Tom Bagley (Calgary artist and rocker)
"When he came to town, this was a different place. There wasn't all
the bands there are now, but he always supported this little
underground scene. . . . When I started Forbidden Dimension he came
over to my house with a photographer, I lived way down in the suburbs
with my parents. . . . He came over and did the interview and left,
and as a joke he left a condom on the kitchen floor. We're this very
suburban family, right? But my mom one-upped him. She said: 'Oh, James
left his hat.' They thought he was this wild guy, but they appreciated
him because he was always promoting their boy."
Kerry Clarke (Associate producer: Calgary Folk Music Festival)
"I remember James taking part in a CJSW funding drive. He announced
that he would take off his clothes, the more money people gave . . .
until he was naked. And he really was naked there in the booth. There
were a few squeamish people around who were quite shocked. . . . But
it really helped pump up the funding drive." (Incidentally, naked
James stories abound in Calgary. Accounts still make the rounds of him
running around a number of rock festivals, the folk festival, and even
the Ship and Anchor wearing only a Speedo).
Tom Cochrane (Canadian rocker, Juno award winner)
"There's a song on my upcoming album (No Stranger) partly inspired by
(James) called White Horse. We as musicians run into you (rock
critics) in the course of business and promo tours and stuff, and the
first line of the song says 'I didn't get to know you all that well.'
But I knew him enough to know he was a pretty generous guy and he
believed in music. If it didn't solve all the world's problems, it
could definitely ease the pain. He really believed that. . . .
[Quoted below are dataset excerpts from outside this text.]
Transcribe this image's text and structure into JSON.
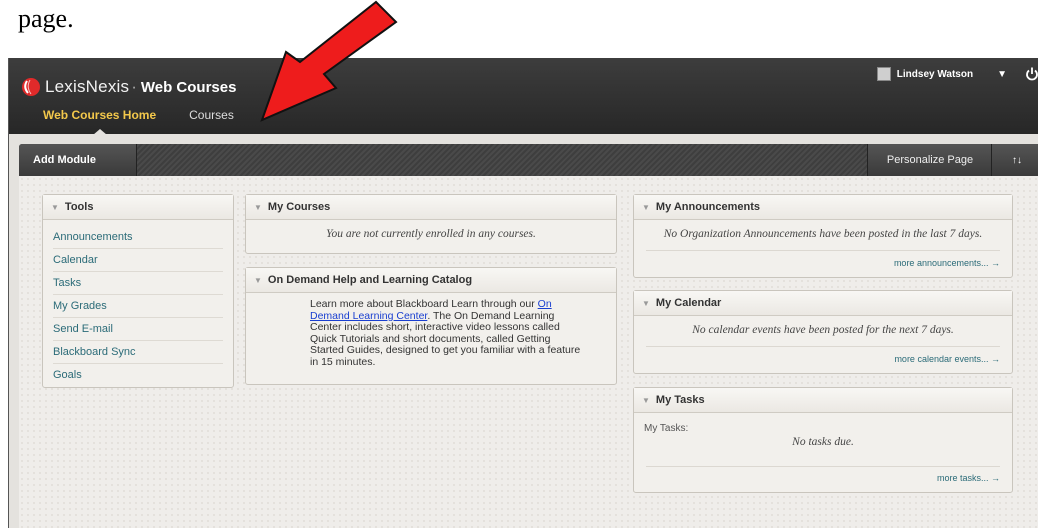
{
  "document": {
    "text": "page."
  },
  "header": {
    "brand_name": "LexisNexis",
    "brand_separator": "·",
    "product": "Web Courses",
    "nav": [
      {
        "label": "Web Courses Home",
        "active": true
      },
      {
        "label": "Courses",
        "active": false
      }
    ],
    "user_name": "Lindsey Watson",
    "user_caret": "▼",
    "power_icon": "power-icon"
  },
  "toolbar": {
    "add_module_label": "Add Module",
    "personalize_label": "Personalize Page",
    "sort_icon_glyph": "↑↓"
  },
  "modules": {
    "tools": {
      "title": "Tools",
      "items": [
        "Announcements",
        "Calendar",
        "Tasks",
        "My Grades",
        "Send E-mail",
        "Blackboard Sync",
        "Goals"
      ]
    },
    "my_courses": {
      "title": "My Courses",
      "message": "You are not currently enrolled in any courses."
    },
    "help": {
      "title": "On Demand Help and Learning Catalog",
      "text_before": "Learn more about Blackboard Learn through our ",
      "link_text": "On Demand Learning Center",
      "text_after": ". The On Demand Learning Center includes short, interactive video lessons called Quick Tutorials and short documents, called Getting Started Guides, designed to get you familiar with a feature in 15 minutes."
    },
    "announcements": {
      "title": "My Announcements",
      "message": "No Organization Announcements have been posted in the last 7 days.",
      "more": "more announcements... →"
    },
    "calendar": {
      "title": "My Calendar",
      "message": "No calendar events have been posted for the next 7 days.",
      "more": "more calendar events... →"
    },
    "tasks": {
      "title": "My Tasks",
      "label": "My Tasks:",
      "message": "No tasks due.",
      "more": "more tasks... →"
    }
  },
  "colors": {
    "header_bg": "#2f2f2f",
    "active_nav": "#f3c84b",
    "link": "#2b6b78",
    "arrow": "#ee1c1c"
  }
}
"He and I had a lot of disagreements over the years, but I really
respected his opinion. . . . Because you knew he sat down and listened
to the music hard. That's why I would take him very seriously. . . .
He respected honesty in art.
. . .
"One thing about James, he lived life to the fullest. He probably
pushed the envelope more than a lot of musicians I know. . . . I
always tipped my hat to the guy and I think I'm going to go drink a
glass of wine for him in a little while. Scotch? Yeah, I might have a
scotch, too."
--
wd44
Very cool review. The first time I ever read one of his reviews was after Iron Maiden played with Twisted Sister opening on their World Slavery tour. I think I still have that clipping somewhere in a shoebox.